I stare at him for a moment before looking at the cup of hot water in my hands. Sighing softly I decide it couldn't hurt to humor him. "Why not."
I notice his face brighten as he hands me a packet of hot chocolate and takes a seat at the kitchen table. I take a seat across from him once my drink is ready.
So we sit down across from one another neither of us saying anything, just sitting here with our drinks listening to the distant sounds of the rain. I hate to break the silence around us but I should at least let him know what I think about the drink.
"Robin." I pause to make sure I have his attention. He meets my gaze from across the table and I smile slightly before I continue. "Not bad, but…next time herbal tea."
He just smiles back at me but it's a smile that actually reaches his eyes. And I realize how long it's been since I last saw one. Not that I notice those types of things.

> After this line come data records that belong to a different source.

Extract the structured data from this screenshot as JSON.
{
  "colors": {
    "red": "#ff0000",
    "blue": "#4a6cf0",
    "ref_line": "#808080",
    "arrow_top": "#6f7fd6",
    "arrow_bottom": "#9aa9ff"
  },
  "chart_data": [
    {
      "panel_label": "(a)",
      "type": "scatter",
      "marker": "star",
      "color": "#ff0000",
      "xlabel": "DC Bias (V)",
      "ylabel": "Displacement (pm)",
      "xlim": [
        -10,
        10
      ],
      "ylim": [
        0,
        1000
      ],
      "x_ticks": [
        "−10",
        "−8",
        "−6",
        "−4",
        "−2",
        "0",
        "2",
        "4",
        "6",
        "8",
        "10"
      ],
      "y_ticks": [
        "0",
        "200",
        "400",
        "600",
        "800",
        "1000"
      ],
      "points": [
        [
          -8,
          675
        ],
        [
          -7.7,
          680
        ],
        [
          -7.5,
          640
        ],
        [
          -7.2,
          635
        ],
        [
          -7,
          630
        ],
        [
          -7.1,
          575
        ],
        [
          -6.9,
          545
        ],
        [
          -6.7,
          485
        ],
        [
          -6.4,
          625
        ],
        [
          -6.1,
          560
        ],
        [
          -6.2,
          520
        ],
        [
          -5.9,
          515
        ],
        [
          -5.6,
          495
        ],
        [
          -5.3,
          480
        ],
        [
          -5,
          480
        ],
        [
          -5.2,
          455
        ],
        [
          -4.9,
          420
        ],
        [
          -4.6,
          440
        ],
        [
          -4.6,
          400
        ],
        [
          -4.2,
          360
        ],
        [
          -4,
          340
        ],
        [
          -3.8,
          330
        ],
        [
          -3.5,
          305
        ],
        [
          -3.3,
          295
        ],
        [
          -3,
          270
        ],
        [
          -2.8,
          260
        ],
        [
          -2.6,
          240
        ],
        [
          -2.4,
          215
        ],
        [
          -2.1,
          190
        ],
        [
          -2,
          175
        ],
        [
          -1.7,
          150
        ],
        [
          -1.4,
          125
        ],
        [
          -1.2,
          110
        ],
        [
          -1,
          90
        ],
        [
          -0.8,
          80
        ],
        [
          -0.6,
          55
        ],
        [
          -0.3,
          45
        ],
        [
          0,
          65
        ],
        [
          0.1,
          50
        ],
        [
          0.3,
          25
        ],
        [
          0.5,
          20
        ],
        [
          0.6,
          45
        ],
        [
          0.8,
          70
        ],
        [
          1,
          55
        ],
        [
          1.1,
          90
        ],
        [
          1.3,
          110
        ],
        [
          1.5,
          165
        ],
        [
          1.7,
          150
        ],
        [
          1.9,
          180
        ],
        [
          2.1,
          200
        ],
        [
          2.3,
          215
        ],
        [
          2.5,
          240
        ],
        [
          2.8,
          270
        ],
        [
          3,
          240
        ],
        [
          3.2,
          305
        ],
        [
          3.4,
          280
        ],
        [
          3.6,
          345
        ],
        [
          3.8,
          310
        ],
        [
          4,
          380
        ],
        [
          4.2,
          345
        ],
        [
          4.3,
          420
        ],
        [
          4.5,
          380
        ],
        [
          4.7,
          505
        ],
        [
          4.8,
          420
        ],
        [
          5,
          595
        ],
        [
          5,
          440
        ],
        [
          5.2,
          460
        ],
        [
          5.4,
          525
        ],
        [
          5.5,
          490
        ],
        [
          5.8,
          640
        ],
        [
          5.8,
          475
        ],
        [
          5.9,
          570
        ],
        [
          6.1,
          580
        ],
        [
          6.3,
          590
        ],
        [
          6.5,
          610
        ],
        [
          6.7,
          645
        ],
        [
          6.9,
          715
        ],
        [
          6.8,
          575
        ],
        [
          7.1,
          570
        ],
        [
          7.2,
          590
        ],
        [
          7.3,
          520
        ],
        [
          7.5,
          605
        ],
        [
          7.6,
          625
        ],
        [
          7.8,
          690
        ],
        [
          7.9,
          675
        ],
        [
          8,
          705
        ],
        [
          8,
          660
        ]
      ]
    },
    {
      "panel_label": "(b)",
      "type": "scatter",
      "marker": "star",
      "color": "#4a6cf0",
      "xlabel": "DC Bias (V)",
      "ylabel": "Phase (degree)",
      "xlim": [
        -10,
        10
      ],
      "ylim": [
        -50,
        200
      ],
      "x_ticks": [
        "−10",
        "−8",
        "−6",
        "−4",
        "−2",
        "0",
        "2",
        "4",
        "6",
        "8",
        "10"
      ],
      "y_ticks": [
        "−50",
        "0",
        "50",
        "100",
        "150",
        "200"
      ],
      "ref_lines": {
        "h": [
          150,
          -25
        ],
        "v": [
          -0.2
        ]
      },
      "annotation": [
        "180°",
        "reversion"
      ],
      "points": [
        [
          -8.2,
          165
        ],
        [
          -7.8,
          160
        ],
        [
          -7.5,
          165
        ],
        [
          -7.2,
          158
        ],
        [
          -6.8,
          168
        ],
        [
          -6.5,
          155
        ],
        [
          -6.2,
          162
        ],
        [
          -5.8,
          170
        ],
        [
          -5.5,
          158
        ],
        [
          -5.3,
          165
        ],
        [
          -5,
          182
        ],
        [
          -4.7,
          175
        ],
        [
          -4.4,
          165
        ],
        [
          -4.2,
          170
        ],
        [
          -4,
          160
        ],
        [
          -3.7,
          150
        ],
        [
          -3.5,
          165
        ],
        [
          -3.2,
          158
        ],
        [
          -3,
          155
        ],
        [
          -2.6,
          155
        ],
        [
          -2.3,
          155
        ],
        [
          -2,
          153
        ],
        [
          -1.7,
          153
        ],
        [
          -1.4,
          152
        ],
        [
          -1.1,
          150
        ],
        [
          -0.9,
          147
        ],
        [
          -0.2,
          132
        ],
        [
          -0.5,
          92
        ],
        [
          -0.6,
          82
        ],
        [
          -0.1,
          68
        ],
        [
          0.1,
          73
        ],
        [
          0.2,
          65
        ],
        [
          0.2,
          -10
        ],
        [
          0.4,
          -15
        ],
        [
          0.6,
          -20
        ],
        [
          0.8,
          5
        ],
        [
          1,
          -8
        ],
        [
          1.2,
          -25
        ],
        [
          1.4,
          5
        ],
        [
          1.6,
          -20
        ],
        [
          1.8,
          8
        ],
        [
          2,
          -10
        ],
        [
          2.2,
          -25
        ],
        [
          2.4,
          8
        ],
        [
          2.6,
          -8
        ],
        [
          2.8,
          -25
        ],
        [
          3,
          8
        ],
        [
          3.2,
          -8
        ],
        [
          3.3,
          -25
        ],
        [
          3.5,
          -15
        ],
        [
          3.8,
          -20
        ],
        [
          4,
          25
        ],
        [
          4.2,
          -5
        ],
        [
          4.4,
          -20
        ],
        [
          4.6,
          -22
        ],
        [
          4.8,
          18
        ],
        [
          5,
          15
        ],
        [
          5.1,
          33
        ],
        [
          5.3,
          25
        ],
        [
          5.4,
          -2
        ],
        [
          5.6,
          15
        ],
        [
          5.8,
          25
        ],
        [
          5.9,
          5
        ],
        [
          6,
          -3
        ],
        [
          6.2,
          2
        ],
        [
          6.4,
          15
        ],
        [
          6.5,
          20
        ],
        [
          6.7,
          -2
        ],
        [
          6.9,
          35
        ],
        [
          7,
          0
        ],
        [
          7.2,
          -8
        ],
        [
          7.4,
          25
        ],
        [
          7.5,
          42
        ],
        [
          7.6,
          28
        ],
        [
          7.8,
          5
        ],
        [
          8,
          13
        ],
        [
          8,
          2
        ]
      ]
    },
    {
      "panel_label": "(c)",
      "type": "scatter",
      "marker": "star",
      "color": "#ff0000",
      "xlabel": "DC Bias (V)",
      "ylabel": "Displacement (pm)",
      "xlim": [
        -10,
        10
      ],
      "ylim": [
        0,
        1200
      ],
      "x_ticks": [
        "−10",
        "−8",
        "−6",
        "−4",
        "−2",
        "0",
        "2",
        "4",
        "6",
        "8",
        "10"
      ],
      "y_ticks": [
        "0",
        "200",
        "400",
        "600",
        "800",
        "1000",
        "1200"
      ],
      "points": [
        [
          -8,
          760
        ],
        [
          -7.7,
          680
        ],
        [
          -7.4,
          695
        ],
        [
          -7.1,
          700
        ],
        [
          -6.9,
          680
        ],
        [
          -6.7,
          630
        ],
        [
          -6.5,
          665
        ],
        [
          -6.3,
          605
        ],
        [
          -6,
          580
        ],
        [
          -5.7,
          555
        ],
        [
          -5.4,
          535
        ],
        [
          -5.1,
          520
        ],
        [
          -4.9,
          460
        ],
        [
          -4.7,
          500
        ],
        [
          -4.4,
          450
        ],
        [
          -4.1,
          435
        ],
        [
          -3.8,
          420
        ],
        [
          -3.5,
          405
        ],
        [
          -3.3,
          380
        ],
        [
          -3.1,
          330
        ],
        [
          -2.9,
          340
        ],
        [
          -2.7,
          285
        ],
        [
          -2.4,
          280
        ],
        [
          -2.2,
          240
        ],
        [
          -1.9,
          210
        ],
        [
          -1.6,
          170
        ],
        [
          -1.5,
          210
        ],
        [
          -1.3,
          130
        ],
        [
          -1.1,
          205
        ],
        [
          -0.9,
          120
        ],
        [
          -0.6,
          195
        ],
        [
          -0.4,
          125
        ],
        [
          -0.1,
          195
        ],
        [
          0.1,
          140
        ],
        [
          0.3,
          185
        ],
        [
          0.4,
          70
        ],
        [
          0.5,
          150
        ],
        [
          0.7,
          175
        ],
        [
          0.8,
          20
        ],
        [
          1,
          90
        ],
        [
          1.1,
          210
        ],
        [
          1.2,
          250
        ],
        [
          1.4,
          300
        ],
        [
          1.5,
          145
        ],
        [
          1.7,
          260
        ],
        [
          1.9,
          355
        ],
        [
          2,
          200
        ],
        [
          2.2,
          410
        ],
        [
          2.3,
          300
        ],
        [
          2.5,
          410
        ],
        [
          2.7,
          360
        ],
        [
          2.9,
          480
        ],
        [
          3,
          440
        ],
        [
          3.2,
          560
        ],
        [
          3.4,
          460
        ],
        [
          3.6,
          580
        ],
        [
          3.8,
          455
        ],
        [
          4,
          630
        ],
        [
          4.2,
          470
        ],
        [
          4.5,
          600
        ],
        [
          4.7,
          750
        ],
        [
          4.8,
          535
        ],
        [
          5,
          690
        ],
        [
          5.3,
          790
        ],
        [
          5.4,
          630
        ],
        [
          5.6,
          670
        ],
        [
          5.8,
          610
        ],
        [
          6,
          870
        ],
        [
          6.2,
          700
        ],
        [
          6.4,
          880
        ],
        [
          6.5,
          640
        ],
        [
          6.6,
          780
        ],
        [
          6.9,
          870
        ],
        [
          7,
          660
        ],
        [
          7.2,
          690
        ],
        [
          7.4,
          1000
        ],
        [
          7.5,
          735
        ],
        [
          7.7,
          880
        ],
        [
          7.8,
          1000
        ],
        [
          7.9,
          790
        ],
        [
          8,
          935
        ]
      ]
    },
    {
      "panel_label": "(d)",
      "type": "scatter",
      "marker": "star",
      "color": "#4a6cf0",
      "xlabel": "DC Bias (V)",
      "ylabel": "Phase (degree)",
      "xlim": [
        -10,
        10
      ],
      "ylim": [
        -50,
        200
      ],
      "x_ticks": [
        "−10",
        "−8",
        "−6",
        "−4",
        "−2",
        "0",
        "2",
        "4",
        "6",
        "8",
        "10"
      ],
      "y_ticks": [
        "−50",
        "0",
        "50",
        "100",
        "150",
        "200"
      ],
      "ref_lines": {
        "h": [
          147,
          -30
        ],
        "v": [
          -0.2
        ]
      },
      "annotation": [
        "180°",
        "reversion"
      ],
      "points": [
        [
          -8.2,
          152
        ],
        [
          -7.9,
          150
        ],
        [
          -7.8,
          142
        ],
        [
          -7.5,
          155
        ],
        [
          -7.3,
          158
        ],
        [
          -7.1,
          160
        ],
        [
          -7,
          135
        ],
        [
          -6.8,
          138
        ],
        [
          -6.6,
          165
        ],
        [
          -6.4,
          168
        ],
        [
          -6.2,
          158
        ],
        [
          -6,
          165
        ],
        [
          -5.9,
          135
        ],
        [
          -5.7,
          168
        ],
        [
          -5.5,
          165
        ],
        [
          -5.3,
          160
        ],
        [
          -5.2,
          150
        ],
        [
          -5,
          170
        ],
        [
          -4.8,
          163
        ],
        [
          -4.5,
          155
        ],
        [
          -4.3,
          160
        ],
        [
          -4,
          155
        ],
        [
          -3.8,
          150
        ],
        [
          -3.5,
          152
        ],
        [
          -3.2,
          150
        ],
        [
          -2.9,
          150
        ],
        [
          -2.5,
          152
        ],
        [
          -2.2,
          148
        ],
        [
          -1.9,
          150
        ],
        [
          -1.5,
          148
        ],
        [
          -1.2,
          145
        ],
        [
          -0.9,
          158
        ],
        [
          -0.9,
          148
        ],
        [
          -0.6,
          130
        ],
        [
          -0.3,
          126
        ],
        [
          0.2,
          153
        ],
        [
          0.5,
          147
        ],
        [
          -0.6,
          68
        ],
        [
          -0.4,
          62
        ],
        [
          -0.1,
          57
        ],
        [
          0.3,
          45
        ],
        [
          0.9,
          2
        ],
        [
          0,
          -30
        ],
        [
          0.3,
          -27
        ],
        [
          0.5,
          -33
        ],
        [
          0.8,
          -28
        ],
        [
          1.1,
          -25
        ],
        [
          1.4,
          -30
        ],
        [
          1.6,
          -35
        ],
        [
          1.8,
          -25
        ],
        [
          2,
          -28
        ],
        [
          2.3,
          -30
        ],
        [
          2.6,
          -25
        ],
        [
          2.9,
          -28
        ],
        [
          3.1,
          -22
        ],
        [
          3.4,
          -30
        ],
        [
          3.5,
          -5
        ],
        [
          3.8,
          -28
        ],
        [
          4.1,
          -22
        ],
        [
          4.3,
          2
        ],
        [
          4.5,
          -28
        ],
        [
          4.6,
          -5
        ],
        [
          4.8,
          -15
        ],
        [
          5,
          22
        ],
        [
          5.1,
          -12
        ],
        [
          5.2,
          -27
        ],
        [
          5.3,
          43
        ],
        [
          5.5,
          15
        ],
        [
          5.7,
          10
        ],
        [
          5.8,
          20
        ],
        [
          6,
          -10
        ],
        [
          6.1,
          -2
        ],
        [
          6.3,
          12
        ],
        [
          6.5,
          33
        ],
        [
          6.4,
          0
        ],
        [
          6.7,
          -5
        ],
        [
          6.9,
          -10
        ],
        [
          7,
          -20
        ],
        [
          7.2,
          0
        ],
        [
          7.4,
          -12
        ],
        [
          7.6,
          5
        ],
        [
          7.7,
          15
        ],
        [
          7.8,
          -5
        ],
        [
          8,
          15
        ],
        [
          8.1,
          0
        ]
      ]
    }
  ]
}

I'm about to return my gaze to my drink when I hear him respond.
"Deal."
I take another sip of my hot chocolate savoring both the taste and the warmth. And I find myself thinking about the last time we were at this table, during our bizarre celebration after defeating Slade.
I honestly didn't have anything in mind when I suggested we celebrate. And that breakfast monstrosity was not something I particularly enjoyed.
This is definitely more my speed.
A/N: Constructive criticism is appreciated. Tell me if the format is odd or if the POV is awkward. I realize I kinda stood on a soapbox with that part about Red X but after seeing Nevermore again I realized Robin does trust the others to a certain degree.